1990 Sapientia 4 S.

Die „Sapientia“

Die Bezeichnung der Tafelrunde ist „Sapientia“. Die Kurzform dafür
ist S! Ihr Wappen/Symbol ist in dunklem Blau eine goldene Eule.
Die Zahl der Mitglieder ist auf zwölf beschränkt.
Zwölf ist das Symbol der Vollkommenheit.
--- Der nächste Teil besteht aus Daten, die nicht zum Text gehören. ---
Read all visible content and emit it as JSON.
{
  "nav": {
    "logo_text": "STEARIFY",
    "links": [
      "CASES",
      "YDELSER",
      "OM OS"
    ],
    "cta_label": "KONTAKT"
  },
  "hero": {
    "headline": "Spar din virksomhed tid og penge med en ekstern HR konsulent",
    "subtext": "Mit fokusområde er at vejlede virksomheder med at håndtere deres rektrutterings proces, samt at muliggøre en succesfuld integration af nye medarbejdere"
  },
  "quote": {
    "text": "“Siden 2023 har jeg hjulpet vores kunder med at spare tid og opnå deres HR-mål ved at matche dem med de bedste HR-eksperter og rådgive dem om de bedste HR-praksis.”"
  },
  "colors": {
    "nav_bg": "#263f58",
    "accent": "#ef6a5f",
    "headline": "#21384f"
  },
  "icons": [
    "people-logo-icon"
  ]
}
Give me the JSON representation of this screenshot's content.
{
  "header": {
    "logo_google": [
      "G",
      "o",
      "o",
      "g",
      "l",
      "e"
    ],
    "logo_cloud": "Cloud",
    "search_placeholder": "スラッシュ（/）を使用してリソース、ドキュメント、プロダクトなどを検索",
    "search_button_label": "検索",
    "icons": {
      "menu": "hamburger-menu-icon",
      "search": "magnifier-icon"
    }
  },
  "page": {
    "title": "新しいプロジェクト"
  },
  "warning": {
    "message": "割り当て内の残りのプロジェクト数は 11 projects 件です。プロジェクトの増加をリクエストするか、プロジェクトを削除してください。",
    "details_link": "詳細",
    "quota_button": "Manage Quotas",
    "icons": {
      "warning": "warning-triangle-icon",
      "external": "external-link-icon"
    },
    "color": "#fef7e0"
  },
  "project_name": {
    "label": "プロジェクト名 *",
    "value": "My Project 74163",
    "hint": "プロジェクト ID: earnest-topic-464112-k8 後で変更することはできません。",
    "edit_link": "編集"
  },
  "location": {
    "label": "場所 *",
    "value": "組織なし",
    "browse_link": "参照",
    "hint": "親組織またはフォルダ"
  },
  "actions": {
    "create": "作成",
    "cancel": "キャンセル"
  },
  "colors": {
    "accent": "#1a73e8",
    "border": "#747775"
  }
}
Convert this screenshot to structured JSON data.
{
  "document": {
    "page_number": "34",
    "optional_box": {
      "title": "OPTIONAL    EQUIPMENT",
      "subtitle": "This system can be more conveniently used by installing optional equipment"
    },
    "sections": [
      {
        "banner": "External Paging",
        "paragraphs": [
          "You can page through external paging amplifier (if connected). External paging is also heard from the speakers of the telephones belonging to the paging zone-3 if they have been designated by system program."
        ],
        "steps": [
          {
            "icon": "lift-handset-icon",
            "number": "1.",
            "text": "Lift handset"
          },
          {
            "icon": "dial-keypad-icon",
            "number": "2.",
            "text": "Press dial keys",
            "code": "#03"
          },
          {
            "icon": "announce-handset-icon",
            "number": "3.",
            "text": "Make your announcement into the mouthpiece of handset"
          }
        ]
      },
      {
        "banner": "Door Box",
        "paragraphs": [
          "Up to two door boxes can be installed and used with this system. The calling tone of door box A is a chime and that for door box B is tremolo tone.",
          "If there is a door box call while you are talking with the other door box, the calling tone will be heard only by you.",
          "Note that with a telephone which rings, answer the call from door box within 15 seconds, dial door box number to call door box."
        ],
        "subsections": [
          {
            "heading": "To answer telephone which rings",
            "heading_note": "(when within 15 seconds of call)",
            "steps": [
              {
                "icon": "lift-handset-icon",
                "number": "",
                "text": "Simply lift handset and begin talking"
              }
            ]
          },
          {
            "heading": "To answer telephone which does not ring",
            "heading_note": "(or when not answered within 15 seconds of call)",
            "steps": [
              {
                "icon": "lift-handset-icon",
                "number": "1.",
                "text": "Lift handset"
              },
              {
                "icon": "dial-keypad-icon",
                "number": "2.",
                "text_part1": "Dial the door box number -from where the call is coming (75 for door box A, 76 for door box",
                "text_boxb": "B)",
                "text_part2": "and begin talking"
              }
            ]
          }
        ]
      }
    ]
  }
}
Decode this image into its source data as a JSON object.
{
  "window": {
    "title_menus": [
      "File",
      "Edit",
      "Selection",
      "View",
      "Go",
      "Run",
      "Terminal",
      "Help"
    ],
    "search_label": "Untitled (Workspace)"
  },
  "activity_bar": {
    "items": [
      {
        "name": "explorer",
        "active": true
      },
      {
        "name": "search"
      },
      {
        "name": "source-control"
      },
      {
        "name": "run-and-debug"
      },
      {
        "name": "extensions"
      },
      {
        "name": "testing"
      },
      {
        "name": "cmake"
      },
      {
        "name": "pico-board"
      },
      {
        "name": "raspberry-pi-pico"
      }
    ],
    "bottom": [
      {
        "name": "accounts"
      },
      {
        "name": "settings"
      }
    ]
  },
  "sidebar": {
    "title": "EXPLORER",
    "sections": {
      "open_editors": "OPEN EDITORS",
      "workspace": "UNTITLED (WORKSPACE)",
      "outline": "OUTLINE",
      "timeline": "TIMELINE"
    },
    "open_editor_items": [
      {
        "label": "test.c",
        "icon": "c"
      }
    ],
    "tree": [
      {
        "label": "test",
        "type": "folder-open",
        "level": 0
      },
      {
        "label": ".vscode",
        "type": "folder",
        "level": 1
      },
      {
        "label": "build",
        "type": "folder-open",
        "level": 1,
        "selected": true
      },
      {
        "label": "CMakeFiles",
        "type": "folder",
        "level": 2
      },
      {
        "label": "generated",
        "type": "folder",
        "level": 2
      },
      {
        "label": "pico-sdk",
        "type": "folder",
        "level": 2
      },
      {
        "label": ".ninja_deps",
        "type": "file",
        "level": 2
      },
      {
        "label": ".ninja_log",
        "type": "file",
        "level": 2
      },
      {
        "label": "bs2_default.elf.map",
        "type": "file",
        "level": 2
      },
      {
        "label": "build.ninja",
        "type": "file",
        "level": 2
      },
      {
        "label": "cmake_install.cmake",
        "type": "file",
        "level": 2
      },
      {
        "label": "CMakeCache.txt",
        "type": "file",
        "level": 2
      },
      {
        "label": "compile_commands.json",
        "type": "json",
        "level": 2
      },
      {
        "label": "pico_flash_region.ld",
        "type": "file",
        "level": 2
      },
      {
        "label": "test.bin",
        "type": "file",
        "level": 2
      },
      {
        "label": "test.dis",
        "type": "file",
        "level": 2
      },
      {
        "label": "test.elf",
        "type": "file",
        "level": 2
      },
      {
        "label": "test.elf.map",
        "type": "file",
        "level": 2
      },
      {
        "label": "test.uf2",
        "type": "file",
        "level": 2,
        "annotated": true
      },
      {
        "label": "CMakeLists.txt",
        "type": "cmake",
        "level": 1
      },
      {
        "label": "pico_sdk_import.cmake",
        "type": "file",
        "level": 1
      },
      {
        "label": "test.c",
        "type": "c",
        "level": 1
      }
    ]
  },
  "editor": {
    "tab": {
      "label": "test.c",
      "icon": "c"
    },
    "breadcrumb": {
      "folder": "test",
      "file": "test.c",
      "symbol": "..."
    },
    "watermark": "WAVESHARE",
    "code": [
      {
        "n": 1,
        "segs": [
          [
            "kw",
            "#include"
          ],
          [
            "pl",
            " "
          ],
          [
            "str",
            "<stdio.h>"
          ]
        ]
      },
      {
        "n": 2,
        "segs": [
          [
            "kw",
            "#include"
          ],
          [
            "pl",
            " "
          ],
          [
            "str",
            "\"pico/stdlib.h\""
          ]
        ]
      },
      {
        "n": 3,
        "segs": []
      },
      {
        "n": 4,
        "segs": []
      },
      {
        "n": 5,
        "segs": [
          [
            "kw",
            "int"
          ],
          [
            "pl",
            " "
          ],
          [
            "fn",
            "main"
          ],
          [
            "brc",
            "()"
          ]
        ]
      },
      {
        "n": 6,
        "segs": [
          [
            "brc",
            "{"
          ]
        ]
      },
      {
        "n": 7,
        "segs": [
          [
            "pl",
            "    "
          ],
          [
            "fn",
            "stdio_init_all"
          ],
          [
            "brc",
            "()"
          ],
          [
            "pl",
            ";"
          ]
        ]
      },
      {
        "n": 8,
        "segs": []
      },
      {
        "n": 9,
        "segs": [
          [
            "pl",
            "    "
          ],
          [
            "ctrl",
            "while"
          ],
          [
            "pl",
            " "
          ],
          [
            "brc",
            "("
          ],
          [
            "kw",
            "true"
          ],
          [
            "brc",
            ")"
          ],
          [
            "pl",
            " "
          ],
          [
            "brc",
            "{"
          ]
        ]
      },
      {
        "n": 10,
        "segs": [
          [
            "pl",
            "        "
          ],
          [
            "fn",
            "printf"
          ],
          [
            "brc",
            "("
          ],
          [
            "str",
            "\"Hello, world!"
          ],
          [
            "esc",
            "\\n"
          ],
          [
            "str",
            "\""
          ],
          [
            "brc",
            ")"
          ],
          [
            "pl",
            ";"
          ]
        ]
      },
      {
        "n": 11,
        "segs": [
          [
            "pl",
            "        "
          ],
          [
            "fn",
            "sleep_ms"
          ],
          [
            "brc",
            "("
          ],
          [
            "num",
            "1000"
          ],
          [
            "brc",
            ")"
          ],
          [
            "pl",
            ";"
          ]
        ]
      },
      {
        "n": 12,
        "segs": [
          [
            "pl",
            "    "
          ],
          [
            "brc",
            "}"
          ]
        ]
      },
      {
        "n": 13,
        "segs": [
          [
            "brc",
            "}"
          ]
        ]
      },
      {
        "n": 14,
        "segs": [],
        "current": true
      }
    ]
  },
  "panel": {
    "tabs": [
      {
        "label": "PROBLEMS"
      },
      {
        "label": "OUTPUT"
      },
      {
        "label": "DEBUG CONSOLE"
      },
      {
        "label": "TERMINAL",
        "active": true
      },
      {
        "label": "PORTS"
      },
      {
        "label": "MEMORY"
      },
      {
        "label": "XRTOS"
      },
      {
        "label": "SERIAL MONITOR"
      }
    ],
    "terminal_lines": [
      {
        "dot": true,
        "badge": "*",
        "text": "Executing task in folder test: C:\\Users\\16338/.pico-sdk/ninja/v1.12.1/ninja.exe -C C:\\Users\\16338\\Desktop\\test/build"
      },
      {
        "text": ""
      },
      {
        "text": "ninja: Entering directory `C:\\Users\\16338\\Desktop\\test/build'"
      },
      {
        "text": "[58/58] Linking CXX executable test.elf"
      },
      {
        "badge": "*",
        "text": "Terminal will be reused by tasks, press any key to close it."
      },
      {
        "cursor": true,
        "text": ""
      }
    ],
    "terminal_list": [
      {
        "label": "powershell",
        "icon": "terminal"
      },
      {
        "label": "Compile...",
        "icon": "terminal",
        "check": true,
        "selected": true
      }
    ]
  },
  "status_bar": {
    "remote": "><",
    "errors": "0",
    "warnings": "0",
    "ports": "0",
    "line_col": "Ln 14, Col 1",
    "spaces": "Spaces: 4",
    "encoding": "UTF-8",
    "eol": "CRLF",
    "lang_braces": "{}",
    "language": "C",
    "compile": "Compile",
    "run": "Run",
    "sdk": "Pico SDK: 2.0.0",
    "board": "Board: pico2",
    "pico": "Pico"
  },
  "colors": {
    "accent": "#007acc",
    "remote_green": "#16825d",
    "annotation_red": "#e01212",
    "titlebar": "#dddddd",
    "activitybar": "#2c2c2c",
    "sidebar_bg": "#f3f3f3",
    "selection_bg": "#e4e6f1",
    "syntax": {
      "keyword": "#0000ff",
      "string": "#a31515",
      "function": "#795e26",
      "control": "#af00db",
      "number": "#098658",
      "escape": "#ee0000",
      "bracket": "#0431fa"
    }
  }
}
Es gilt das brüderliche „Du“.
Die Zusammenkünfte finden „im Keller auf dem Berg“ (=Berggasse) statt.
Intern nennen wir sie „Expeditionen“ oder „Forschungsreisen“. Wir selbst
bezeichnen uns als „Forscher“. Nach außen werden die Treffen als
„regelmäßige Rotweinabende“ bezeichnet.
Rotwein spielt eine wichtige Rolle – jedes Mitglied (jeder neue „Forscher“)
hat sich mit drei Flaschen einzuführen. Im Sommer (und für die, die lieber
Weißwein trinken) ist auch Weißwein zugelassen. Wasser soll ebenfalls
angeboten werden.
Zum Rotwein werden guter Käse und mediterranes Weißbrot etc. gereicht,
die Kosten für die Bewirtung werden aufgeteilt.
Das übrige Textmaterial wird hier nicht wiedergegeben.